Much of what we think we know is what others tell us. I have never floated in space to observe Venus as Earth's closest planet. But astronomers say that it is, and it is up to me to believe them or not. How much of our worldview is made up of what others tell us, and how much is based on what we have observed and learned for ourselves? More importantly, which of these options do we allow to influence most strongly what we think, say, and do? I have heard many people refer to reincarnation and karma as actualities and go on to explain how they work. I have done it myself. But do we really know what we are talking about? Karma can be seen in operation and demonstrated very easily, but what about reincarnation? Who of us have replayed consciously in the mind the vast panorama of lives lived and the time spent between lives? Would we have the mental and emotional capacity to withstand the joys and pains experienced to emerge from this process unscathed, saying we now know the truth about reincarnation?

Yet the human constitution is finely and perfectly balanced so that each part can feel the vibration of the others. Our eternal aspects never go to sleep, but are constantly active and aware, 24 hours a day, 365 days a year, life after life — comprising a cell or unit of awareness that has always shone and always will. This is the source that gives strength to our convictions of spiritual truths.

When an experience is intense, it burns into us and often we feel it as pain. What we then find out for ourselves about nature and about how we work is more important than the trivia we pick up day to day because the fruit of the pain becomes a part of us and stays with us from life to life. "Where there is no struggle, there is no merit," wrote H. P. Blavatsky in The Secret Doctrine. Merit is a Buddhist concept, meaning roughly that which we have garnered for ourselves through devoted service, suffering, or self-sacrifice that will stand us in good stead in this or future lives. Merit is a mundane reward and benefits us only "on the outside." However, for inner, spiritual value it can be transmuted into "virtue" by dedicating it to others. The real merit of any experience will be known only to our inner nature, and its fruit will often manifest only subtly in the form of an impression, insight, inspiration, or intuitive urge. These impressions or urges are the fruit of virtues stored up within us from lifetimes of experience in the physical realms. We don't remember in detail every person we've met, but we do recall impressions people leave on us. Likewise, we do not consciously remember the details of the events lifetimes ago which helped create our spiritual virtues (and we all have them), but we do feel their power impressing memories upon us when we are about to enter into a similar situation, whether as an intuitional inspiration or as a message from the voice of conscience, with the promise of a glimpse of truth if we carefully listen and then act accordingly.

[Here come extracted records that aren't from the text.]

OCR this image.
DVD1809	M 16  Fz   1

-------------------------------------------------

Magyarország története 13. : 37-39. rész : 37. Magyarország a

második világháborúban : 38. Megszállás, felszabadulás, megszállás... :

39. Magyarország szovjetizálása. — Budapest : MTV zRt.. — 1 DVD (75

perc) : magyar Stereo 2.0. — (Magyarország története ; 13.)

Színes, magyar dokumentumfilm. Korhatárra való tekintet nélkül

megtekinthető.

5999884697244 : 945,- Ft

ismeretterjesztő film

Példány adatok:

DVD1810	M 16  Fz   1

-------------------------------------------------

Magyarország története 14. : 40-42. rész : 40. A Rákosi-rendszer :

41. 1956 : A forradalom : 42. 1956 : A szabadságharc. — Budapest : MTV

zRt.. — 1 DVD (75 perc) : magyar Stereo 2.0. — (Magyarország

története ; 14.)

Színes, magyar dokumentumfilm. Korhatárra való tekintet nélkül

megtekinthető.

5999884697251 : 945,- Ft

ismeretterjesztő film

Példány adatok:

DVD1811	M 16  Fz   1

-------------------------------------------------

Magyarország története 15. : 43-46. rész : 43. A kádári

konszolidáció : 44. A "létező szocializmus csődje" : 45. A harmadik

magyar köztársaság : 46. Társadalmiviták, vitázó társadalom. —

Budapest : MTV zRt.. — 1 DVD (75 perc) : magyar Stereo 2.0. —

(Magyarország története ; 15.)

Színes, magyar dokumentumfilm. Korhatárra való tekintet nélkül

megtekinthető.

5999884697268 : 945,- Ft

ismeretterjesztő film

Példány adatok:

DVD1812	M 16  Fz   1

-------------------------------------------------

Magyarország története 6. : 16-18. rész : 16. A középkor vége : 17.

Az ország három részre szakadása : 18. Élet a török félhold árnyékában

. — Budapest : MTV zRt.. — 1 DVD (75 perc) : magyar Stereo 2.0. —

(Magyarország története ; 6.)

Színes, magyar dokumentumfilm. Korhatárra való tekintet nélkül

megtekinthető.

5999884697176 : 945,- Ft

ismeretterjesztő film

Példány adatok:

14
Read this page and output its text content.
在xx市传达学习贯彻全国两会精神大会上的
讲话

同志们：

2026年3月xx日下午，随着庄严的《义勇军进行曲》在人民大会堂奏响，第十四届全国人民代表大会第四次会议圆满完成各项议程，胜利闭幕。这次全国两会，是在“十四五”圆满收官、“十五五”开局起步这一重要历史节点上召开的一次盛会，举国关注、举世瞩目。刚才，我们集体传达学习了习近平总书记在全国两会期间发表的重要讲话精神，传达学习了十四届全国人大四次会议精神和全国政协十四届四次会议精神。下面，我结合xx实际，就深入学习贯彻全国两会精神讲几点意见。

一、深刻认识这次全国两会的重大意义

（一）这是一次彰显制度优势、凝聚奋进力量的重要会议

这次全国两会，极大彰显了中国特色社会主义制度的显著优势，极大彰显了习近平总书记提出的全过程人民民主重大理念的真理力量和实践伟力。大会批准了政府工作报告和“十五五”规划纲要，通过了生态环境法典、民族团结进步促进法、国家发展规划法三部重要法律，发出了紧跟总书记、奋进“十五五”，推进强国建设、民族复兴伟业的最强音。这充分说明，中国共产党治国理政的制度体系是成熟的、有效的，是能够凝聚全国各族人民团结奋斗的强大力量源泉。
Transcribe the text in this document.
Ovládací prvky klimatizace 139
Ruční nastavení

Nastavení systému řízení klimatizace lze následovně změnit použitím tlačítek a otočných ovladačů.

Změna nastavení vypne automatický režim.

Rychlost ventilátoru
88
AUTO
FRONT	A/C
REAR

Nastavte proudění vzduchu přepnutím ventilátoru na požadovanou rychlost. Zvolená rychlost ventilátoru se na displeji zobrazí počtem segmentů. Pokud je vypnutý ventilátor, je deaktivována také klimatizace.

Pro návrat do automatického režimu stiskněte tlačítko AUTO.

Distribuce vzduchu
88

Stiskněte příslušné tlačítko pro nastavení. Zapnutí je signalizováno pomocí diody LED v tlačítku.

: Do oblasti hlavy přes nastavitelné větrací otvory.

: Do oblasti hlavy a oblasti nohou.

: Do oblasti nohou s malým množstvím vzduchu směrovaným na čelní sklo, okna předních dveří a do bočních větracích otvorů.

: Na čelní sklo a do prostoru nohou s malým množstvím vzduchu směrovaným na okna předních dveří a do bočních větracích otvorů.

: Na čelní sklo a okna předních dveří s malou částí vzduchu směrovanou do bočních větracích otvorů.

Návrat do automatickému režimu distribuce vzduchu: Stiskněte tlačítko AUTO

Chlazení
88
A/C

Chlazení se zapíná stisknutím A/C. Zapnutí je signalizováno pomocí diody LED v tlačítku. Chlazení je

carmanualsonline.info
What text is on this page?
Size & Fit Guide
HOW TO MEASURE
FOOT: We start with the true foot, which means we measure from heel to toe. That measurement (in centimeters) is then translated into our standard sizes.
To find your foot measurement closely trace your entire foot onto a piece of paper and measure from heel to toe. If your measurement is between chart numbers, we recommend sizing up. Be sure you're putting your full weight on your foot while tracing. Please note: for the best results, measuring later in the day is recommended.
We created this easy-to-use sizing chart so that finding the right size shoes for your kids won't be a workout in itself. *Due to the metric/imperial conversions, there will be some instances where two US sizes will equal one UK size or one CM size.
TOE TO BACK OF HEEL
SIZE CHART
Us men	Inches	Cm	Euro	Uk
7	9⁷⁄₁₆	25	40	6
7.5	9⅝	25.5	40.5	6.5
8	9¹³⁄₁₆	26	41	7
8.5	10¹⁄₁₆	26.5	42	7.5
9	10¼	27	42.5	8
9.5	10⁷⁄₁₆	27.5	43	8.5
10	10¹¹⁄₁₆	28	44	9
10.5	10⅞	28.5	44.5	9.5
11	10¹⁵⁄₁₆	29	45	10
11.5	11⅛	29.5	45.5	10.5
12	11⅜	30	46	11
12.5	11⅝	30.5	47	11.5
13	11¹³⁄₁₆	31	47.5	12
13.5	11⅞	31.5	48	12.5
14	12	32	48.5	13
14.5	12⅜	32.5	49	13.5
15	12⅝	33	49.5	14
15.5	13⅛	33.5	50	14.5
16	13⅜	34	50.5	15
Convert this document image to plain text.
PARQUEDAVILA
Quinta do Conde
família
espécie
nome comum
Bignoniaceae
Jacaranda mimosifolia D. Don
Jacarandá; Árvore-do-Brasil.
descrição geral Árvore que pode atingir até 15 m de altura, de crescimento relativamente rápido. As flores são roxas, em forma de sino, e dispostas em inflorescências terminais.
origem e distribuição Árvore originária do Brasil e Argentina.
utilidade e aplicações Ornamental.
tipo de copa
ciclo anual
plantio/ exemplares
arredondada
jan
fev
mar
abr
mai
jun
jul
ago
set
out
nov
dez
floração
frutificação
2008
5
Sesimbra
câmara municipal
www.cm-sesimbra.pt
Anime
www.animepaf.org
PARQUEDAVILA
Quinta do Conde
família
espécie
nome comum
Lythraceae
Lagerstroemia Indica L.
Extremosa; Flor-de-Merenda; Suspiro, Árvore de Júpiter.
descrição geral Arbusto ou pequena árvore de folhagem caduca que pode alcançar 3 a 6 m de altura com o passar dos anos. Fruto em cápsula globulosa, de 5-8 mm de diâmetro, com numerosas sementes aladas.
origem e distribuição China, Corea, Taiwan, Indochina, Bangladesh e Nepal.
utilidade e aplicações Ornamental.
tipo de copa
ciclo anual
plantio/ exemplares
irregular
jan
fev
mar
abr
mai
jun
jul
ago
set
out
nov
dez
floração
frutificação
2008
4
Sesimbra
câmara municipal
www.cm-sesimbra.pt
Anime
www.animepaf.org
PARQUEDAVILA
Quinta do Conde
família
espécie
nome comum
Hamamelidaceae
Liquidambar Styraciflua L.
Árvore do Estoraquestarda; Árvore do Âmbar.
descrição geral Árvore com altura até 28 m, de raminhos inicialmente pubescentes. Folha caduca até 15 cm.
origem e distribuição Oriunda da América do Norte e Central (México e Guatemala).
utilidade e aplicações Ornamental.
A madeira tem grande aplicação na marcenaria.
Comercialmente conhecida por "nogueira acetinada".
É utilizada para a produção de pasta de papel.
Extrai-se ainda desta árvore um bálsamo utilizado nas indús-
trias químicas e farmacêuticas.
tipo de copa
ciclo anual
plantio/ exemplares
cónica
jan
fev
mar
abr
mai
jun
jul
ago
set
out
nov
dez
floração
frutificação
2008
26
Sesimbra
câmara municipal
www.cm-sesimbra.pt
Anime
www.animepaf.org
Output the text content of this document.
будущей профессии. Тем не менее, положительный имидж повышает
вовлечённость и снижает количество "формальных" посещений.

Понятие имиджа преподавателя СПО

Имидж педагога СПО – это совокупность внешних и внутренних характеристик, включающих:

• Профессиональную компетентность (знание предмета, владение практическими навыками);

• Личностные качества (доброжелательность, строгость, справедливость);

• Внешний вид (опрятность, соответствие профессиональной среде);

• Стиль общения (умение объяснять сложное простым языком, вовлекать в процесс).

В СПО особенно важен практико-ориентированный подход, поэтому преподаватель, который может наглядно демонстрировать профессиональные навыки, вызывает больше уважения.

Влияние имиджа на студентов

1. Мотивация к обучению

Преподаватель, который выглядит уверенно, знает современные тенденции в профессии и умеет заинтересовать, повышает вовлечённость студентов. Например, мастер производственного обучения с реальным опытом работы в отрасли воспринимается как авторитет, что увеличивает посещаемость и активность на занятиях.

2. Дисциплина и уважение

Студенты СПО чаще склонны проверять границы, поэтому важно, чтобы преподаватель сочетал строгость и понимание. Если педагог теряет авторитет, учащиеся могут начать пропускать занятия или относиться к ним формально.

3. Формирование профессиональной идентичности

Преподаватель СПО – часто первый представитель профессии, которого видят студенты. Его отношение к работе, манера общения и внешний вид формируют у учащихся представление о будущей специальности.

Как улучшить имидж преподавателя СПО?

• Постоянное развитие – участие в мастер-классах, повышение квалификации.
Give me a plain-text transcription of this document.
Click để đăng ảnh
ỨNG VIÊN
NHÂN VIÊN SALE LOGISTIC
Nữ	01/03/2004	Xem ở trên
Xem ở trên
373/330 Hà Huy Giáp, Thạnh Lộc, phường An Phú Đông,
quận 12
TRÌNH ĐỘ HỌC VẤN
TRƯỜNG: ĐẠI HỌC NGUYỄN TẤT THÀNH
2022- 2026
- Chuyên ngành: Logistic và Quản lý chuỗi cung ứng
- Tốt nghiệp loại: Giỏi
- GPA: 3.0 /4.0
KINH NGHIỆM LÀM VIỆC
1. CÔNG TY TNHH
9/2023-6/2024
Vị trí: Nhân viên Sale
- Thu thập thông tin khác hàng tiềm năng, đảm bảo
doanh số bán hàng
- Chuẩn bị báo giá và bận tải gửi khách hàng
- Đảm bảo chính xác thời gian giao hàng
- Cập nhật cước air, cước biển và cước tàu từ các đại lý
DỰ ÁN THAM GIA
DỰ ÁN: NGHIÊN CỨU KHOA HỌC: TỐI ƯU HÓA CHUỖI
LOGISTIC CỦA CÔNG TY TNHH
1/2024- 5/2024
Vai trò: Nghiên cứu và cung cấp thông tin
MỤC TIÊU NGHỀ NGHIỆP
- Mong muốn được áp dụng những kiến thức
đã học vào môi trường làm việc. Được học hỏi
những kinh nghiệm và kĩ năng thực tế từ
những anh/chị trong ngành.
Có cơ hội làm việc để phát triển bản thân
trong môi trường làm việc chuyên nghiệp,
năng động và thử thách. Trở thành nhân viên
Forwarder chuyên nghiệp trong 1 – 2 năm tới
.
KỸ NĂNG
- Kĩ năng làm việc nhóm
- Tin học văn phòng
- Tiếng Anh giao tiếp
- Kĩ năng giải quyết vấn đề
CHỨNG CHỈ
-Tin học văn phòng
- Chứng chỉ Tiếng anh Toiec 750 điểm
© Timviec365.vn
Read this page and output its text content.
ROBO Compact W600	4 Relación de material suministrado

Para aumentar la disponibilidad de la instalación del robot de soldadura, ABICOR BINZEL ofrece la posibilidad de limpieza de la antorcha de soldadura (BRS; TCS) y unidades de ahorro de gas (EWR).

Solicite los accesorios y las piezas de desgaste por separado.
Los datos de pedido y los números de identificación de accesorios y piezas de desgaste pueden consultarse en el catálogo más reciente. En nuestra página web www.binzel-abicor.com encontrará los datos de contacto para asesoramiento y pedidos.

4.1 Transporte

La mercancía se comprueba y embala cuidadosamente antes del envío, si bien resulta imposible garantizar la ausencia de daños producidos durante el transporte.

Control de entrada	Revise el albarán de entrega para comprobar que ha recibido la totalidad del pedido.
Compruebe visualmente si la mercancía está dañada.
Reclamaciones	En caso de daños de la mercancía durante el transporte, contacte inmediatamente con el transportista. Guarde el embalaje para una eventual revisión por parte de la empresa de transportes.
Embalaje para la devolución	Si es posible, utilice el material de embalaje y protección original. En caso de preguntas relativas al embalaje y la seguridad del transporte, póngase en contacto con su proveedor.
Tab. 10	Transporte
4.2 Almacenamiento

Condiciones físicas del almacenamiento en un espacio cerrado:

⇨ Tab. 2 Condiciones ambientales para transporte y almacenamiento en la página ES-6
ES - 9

In The Key To Theosophy, Blavatsky elaborates on some Platonic ideas about memory: recollection, she says, is conscious remembering which is sometimes easy, sometimes brought about by "pain and endeavour"; remembrance is an unconscious remembering with an object recurring (seemingly) spontaneously within the mind; reminiscence, however, is the "memory of the soul," our perception that we have lived before and will live again, that some experiences are familiar, that there is more to life beyond the material world. Everything we experience in life is recorded in our inner nature, in our spiritual memory, which is available to us from life to life.

In contrast, all the memories and knowledge we have of our current life will disappear from our brain-minds when we die. What happens then? Some would argue that memories of the life just lived are not forgotten by the person just deceased. Mediums pass on information believed by them and bereaved relatives to come directly from the deceased. While the facts imparted about people, places, circumstances, or objects may indeed be true, there are other understandings of what takes place. The deceased pass through many states after death, shedding layers of consciousness until only the immortal aspects remain to experience a blissful rest between lives, reliving and embellishing the spiritual aspirations of the life just lived. The lower layers of consciousness, the substance of earthly thoughts and memories, linger close to the physical plane until they dissipate naturally or are reanimated into life by someone who comes into contact with them. They are as illusory and deceptive in death as they are in life.

It would seem, then, that despite our intimate association with the thoughts we carry around with us, they do not belong to us — we only use and remember them for a time. What lasts and is a part of us is the experience we had while those thoughts impressed themselves upon us. The very living of life itself, immersing ourselves faithfully in the duties that unfold in the daily karmic script, is enough to steer us away from deceptive distractions. To pursue truth — the what, why, and how of existence — is an infinite journey. Given time, truth and lasting knowledge will come unannounced.